お荷物令嬢と幸せな竜の子
「え? 」
遮った意味がどちらだったのかを聞くべきなのに、まるで餌に食いつくみたいに反応してしまった。
「考えてみたら、怪しい組み合わせですもんね、俺たち。謎すぎて目立つから、目をつけられるんじゃないですか。まあ、あんた一人で既に目立ってますけど」
「……そうかしら」
傍から見て、関係性が謎。
そりゃそうだ、別に隠しているわけじゃないけど、包み隠さず話すとしたって本人がよく分かっていないのだから。
「面倒くさいし、いいんじゃないですか、それで。姫さんもこれに懲りて、竜だなんだって誰彼構わず話さないでください」
「めんど……分かってるわよ。ウィルだって、姫さんなんて呼ばないでよね。設定上変だから」
迂闊に聞き込みしすぎ、人を信用しすぎ。
確かに懲りたけれど、「面倒くさい」と懲りたのはウィルの方だと思うのに。
「そうですかね? 俺の姫さん。合ってるじゃないですか」
「……演技だと何でも言えるのね。それこそ、無意味なのに」
恋人の設定なんかにしたら、人前ではそれらしくしていないといけない。
そっちの方が余程面倒くさいだろうに、変なウィル。
「言ったでしょ。生きる為なら、ある程度のことは。その場しのぎでも何でも、切り抜けられるのなら意味はある。それに……」
言いたいことは分かるし、短い滞在ならバレないというのもあるだろうけど。
何となく釈然としない私の耳元に、ウィルの唇が寄せられた。
「これまでの経験に比べたら、そう最悪の設定でもないからな。見たところ、ユリも俺が大嫌いってわけでもなさそうだし」
――この際、あんたも俺で楽しんだら。
「〜〜っ、何をよ……! 」
「さあ、何でもいいですよ。俺も別に、あんたが生理的に無理ってわけでもないですし。必要なら、それなりのことはして差し上げます。姫さんのご希望ならね」
好みじゃなくてどっちかというと対象外だけど、生きる為なら仕方ないから何でもできると。

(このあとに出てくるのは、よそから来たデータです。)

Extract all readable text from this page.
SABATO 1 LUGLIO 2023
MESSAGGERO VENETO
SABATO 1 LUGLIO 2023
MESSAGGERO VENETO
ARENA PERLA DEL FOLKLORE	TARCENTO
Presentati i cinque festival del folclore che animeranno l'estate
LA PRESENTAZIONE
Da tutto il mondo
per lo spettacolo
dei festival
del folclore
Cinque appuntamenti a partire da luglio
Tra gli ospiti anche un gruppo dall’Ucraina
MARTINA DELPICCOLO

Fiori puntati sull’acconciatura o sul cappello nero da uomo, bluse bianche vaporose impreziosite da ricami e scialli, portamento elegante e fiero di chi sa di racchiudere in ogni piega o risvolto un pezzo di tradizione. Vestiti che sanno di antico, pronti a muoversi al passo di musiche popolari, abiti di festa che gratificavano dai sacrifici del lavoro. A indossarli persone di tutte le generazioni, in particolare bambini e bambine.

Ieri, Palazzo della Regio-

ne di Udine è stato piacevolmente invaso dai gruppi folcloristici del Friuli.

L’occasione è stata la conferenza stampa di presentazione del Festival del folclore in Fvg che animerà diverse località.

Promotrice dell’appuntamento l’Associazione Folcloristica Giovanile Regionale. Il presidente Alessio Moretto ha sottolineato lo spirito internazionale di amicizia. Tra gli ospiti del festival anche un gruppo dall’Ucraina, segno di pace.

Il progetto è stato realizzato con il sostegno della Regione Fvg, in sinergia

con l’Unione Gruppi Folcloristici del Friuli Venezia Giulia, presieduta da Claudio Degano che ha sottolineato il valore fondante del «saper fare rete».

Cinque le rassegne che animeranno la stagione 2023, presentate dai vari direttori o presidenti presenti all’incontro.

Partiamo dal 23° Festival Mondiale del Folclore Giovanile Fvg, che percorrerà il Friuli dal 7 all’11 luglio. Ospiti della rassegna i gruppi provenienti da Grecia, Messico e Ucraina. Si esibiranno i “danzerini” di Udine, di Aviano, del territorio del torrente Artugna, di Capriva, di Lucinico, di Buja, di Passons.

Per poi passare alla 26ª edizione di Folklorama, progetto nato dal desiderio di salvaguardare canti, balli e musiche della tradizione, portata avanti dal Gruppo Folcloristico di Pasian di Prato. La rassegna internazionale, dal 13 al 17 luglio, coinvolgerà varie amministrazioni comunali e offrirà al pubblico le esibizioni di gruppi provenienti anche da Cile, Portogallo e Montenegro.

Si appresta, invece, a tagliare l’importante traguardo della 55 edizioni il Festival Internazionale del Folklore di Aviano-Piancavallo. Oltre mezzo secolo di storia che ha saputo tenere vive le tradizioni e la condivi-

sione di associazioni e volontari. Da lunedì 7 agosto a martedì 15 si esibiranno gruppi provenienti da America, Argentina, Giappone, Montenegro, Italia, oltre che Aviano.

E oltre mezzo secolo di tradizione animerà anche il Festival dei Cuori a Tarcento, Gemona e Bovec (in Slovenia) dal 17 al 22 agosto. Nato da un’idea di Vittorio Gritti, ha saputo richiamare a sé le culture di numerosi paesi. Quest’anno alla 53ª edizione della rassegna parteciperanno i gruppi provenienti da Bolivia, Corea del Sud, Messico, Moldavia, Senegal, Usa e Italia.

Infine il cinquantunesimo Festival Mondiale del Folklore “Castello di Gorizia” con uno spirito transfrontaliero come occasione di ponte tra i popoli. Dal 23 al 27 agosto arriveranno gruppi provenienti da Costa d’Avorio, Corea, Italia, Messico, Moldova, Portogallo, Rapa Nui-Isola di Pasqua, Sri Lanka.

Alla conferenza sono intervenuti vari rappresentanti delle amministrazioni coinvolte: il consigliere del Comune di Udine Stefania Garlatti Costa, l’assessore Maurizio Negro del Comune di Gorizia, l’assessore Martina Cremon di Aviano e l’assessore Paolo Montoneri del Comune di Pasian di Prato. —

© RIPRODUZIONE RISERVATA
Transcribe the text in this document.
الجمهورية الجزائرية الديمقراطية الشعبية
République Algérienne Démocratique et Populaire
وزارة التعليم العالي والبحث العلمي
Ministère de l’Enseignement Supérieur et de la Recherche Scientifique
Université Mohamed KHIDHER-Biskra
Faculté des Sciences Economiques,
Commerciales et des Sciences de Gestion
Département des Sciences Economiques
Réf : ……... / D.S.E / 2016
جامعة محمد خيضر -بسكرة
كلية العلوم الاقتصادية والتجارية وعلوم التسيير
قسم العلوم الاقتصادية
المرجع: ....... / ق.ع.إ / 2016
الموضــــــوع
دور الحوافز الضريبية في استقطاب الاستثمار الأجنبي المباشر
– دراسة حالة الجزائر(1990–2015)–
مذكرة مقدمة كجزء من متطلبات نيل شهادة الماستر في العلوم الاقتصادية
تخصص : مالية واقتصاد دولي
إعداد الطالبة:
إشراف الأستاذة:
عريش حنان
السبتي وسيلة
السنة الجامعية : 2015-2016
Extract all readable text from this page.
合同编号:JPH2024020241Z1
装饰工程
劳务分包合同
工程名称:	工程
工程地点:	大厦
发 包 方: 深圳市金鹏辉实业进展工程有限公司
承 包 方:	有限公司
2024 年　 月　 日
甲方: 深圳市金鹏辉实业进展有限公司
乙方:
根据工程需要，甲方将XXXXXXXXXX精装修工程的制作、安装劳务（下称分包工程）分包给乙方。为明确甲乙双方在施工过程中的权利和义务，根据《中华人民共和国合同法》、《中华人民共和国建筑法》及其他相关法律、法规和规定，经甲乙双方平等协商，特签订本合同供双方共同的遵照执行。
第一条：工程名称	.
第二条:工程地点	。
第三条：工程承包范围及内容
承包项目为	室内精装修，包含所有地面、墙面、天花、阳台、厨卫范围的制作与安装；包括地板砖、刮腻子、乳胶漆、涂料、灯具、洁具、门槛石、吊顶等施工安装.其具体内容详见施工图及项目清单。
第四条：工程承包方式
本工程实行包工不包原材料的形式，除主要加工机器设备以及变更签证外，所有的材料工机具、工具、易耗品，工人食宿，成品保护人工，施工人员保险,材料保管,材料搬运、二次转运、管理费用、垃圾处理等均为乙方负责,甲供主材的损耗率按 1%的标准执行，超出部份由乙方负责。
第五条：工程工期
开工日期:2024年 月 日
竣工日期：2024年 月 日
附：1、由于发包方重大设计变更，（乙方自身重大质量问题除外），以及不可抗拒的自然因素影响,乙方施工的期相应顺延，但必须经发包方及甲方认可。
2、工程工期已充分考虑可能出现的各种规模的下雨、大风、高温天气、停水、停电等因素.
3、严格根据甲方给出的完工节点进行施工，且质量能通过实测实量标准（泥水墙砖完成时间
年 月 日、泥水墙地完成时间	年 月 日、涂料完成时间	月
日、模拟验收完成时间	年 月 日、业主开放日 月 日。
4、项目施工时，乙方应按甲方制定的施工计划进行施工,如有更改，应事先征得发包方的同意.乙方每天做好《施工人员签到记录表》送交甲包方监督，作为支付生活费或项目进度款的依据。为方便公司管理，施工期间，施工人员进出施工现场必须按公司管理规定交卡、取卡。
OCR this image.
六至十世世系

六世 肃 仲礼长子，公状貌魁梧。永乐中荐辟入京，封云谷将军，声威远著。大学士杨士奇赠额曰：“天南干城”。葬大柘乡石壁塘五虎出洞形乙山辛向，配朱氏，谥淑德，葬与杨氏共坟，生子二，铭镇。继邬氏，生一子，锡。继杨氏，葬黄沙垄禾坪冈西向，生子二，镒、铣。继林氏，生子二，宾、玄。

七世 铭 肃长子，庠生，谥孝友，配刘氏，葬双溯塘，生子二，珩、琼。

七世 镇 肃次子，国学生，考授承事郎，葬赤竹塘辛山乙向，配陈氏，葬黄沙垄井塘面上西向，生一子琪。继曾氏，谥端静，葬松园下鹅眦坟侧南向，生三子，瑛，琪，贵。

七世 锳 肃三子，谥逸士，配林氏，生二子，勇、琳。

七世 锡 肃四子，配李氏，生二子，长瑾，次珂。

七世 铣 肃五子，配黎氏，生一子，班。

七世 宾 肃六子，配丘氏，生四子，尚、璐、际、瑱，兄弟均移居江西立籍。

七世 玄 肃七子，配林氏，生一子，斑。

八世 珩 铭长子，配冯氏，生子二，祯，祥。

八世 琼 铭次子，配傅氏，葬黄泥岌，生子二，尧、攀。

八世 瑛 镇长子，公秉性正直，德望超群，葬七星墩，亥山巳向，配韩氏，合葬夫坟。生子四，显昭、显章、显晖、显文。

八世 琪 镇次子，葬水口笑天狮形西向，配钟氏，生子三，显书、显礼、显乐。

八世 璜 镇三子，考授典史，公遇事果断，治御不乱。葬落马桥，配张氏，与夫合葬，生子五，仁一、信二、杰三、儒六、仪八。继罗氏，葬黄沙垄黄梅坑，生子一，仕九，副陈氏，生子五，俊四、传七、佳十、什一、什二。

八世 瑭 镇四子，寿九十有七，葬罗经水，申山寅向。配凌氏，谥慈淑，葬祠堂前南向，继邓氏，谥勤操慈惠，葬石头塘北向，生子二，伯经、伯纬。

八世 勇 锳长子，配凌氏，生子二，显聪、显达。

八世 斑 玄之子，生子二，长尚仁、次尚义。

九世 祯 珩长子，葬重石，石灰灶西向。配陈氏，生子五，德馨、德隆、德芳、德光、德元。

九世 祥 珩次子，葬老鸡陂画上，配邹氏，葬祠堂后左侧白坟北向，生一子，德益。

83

それはもう、できるというより、生きる為なら何でもできるに限りなく近いではないか。
「だから、何を……! 」
「とりあえず、何でも言ってみてください。ほら、あんたは、何想像したんですか」
失礼すぎるのに笑ってしまいそうになるなんて、どうかしている。
でも、ウィルの笑顔を見るのは気分がよかった。
「粗方、話を合わせときましょう。あんた、咄嗟のアドリブなんてできなさそうだし。目下、世間知らずのお嬢様が、使用人と恋に落ちて逃避行ってとこですかね」
(恋の逃避行……か)
似ている……かもしれない。
でも、全然違う。
――当てもなく行く先に、ウィルがいてくれる保障はないのだから。